Assume you make blue jeans. The jean production moves from one department to another. Say that the denim material has been cut for 100 pairs of jeans. The next step is to sew the denim and then dye the material. You close your factory doors before the jeans move to the sewing department.
Consider the cost you’ve incurred on the jeans. You purchased the denim, a material cost. You paid your workers to run machines to cut the denim (labor costs). So the work-in-process jeans have incurred some costs, but not all the costs required.
When work-in-process goods are completed, they are defined as finished goods. Finished goods are ready for sale to a customer. They incurred all manufacturing costs.
Considering costs for retailers
A retailer doesn’t make a product. Instead, it buys inventory and sells it to customers. The largest cost for most retailers is inventory. (See Chapter 9for more on inventory.) Retailers don’t create work-in-process or finished goods. Those terms apply only to manufacturers.

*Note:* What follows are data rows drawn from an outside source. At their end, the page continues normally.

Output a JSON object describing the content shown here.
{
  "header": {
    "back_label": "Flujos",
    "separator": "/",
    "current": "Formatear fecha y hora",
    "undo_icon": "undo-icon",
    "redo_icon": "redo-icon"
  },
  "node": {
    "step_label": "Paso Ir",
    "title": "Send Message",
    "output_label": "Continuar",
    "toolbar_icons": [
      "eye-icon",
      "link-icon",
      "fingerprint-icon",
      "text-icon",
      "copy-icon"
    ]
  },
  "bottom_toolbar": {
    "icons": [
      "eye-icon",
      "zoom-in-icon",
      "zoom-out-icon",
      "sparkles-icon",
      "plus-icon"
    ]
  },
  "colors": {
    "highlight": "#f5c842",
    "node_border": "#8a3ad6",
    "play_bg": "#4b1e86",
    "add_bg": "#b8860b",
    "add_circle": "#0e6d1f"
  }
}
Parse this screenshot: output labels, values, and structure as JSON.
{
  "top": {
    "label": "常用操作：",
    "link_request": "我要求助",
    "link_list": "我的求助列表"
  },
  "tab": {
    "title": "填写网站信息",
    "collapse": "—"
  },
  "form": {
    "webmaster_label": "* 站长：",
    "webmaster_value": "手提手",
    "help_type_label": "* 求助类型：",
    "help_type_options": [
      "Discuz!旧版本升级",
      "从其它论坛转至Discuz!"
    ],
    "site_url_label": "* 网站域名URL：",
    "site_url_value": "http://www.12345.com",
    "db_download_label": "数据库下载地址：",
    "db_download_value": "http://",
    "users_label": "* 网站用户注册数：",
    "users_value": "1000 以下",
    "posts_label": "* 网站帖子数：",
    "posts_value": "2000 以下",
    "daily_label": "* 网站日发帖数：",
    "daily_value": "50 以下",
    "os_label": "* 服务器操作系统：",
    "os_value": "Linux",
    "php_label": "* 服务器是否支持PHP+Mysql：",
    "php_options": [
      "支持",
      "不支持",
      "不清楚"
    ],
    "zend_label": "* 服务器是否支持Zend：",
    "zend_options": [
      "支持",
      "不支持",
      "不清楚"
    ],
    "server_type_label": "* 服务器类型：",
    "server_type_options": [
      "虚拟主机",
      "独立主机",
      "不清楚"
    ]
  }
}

Retailers incur ordering costs to order inventory and carrying costs to store inventory. Check out Chapter 18for the details. The risk for a retailer is carrying too much inventory — or running out of inventory when a customer wants to buy more product.
This is a delicate balance. The more inventory you own, the more cash you spend (and that gives you less cash to use for other things). You don’t recover the cash until the customer pays for the product. Likewise, if you run out of inventory, and there’s more demand for your product, you lose sales.
Adding up costs for e-commerce firms
E-commerce refers to selling products and services online, rather than through a physical store location. Online sales continue to grow, as technical innovations make it easier to find and compare products and make purchases over the web. As technology improves, so does the customer experience when buying online. The result? The percentage of retail sales placed online increases each year.
This industry has a different cost structure to a traditional retail or manufacturing company. The good news is that e-commerce firms don’t need physical locations. However, online businesses have other costs that must be managed.